Last Updated: 3/19/2026

Python SDK

The Feldera Python SDK provides a programmatic interface for creating, managing, and interacting with Feldera pipelines. This guide covers installation, core concepts, and common workflows.

Installation

Install the Feldera Python SDK using pip or uv:


pip install feldera

Or with uv:


uv pip install feldera

Core Classes

The SDK provides three main classes for working with Feldera:

FelderaClient

The FelderaClient class manages the connection to the Feldera API server. It handles authentication and provides low-level access to the Feldera REST API.


from feldera import FelderaClient
 
# Connect to local Feldera instance (default)
client = FelderaClient()
 
# Connect to a remote instance with authentication
client = FelderaClient(
    url="https://try.feldera.com",
    api_key="apikey:your_key_here"
)
 
# Connect with custom TLS certificate
client = FelderaClient(
    url="https://localhost:8080",
    api_key="apikey:your_key_here",
    requests_verify="/path/to/tls.crt"
)

You can also configure the client using environment variables:


export FELDERA_HOST="https://localhost:8080"
export FELDERA_API_KEY="apikey:your_key_here"
export FELDERA_HTTPS_TLS_CERT="/path/to/tls.crt"

PipelineBuilder

The PipelineBuilder class helps you create new pipelines. It takes SQL code and configuration, then creates or updates a pipeline in Feldera.

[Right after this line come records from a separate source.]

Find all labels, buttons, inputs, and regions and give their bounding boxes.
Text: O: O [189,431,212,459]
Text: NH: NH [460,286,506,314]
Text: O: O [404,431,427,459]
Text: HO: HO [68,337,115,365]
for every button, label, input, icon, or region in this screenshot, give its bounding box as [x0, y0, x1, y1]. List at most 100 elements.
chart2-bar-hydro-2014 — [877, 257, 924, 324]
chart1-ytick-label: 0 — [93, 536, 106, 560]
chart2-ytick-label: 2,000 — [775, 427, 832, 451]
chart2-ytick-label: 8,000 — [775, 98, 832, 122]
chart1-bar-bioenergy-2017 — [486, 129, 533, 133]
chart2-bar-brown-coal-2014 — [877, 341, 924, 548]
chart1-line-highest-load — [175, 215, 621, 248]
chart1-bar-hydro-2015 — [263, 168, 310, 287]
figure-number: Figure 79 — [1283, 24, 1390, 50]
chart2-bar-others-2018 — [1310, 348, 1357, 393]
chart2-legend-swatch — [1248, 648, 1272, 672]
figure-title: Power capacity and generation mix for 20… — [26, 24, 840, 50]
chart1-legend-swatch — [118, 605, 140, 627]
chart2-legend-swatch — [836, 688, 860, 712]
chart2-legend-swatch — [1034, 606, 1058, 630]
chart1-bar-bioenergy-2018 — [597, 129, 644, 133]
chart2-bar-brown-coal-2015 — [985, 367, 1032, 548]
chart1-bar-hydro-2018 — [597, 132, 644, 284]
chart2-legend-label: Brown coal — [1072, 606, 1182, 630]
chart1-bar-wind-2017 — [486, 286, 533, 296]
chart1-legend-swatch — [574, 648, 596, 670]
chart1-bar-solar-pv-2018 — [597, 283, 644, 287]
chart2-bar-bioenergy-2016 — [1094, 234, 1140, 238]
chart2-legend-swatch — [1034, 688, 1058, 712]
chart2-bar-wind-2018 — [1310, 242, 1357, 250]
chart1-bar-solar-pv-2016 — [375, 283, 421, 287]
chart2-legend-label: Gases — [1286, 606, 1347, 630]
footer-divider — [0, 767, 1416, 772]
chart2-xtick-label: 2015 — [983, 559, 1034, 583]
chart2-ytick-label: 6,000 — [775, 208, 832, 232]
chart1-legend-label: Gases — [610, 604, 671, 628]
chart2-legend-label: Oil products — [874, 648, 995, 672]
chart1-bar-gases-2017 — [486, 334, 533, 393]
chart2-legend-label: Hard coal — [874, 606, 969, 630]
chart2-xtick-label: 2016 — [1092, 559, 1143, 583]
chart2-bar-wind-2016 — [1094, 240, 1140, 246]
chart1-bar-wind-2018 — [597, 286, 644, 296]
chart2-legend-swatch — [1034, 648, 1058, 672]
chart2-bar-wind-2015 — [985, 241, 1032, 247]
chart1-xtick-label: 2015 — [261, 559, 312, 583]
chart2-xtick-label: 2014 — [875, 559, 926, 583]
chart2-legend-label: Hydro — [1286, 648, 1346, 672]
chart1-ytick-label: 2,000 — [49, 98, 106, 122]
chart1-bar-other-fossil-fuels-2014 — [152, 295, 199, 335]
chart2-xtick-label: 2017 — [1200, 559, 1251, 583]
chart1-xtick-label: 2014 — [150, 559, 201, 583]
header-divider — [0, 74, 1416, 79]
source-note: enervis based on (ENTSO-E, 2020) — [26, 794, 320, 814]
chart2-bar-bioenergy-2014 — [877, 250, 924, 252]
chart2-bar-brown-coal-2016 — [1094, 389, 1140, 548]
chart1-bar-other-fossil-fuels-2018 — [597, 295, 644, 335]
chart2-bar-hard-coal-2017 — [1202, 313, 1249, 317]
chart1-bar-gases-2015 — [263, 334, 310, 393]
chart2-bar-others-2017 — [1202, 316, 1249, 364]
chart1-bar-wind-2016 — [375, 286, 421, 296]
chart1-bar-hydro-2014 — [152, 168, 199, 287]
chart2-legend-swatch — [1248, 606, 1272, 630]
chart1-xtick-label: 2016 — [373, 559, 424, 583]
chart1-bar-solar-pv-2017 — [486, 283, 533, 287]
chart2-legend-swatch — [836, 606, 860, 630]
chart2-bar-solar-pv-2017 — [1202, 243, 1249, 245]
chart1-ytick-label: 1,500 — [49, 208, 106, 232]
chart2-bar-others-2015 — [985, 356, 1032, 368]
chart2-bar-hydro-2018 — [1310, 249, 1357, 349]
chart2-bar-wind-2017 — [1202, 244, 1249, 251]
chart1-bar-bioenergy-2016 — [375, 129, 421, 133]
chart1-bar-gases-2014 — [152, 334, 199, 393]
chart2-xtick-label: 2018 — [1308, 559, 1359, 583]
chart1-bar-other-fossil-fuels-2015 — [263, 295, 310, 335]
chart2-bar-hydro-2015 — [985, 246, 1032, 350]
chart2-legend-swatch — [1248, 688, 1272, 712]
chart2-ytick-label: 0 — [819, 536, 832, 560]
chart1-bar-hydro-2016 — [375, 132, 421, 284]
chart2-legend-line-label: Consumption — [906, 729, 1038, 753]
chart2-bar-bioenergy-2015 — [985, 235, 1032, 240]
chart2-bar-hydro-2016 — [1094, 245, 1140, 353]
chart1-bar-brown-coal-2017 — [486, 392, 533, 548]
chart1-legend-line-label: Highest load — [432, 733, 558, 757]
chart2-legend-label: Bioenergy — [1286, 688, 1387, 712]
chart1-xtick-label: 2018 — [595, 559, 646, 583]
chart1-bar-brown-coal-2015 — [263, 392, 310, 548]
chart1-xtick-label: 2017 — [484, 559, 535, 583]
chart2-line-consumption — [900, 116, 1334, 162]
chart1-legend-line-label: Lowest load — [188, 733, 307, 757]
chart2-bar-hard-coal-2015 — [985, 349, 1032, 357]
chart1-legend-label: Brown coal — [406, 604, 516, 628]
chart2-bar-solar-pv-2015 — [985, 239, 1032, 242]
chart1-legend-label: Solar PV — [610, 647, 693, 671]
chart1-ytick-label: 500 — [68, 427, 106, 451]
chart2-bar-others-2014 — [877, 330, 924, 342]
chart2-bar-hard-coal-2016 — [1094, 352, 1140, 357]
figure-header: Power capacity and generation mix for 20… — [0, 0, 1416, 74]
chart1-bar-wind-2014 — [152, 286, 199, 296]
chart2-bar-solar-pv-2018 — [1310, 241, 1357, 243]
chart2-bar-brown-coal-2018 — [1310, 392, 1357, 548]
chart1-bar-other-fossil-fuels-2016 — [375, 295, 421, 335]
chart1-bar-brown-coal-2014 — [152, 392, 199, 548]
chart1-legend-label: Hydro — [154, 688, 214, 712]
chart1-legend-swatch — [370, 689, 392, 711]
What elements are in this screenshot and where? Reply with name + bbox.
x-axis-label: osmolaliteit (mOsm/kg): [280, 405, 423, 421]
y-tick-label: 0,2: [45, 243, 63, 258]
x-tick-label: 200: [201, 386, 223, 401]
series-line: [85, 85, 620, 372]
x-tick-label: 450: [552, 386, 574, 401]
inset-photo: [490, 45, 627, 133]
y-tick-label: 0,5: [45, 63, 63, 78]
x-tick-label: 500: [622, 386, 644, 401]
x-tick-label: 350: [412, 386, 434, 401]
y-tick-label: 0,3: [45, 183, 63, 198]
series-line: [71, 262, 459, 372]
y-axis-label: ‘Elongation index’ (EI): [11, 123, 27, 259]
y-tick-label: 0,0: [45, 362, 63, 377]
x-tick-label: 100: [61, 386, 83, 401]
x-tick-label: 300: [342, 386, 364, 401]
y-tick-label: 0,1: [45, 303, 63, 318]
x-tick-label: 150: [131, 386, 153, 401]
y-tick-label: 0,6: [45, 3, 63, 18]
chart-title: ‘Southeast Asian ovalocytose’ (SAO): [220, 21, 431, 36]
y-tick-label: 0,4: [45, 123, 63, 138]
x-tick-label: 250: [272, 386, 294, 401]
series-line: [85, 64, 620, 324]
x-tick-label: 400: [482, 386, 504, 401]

from feldera import PipelineBuilder
 
sql = """
CREATE TABLE events (
    id BIGINT NOT NULL PRIMARY KEY,
    message VARCHAR
) WITH ('materialized' = 'true');
 
CREATE MATERIALIZED VIEW event_count AS
SELECT COUNT(*) AS total FROM events;
"""
 
# Create a new pipeline
pipeline = PipelineBuilder(client, "my_pipeline", sql).create_or_replace()

The create_or_replace() method will delete any existing pipeline with the same name and create a new one. Use create() if you want to fail when a pipeline already exists.

Pipeline

The Pipeline class represents an existing pipeline and provides methods to control its lifecycle, push data, query results, and monitor status.


from feldera import Pipeline
 
# Get an existing pipeline
pipeline = Pipeline.get("my_pipeline", client)
 
# Or get all pipelines
pipelines = Pipeline.all(client)

Creating and Managing Pipelines

Basic Pipeline Creation

Here’s a complete example of creating and running a pipeline:


from feldera import FelderaClient, PipelineBuilder
 
client = FelderaClient()
 
sql = """
CREATE TABLE orders (
    order_id BIGINT NOT NULL PRIMARY KEY,
    customer_id BIGINT,
    amount DECIMAL(10, 2)
) WITH ('materialized' = 'true');
 
CREATE MATERIALIZED VIEW total_revenue AS
SELECT SUM(amount) AS revenue FROM orders;
"""
 
# Create and start the pipeline
pipeline = PipelineBuilder(client, "revenue_pipeline", sql).create_or_replace()
pipeline.start()
 
# Wait for the pipeline to be running
pipeline.wait_for_status(PipelineStatus.RUNNING, timeout=60)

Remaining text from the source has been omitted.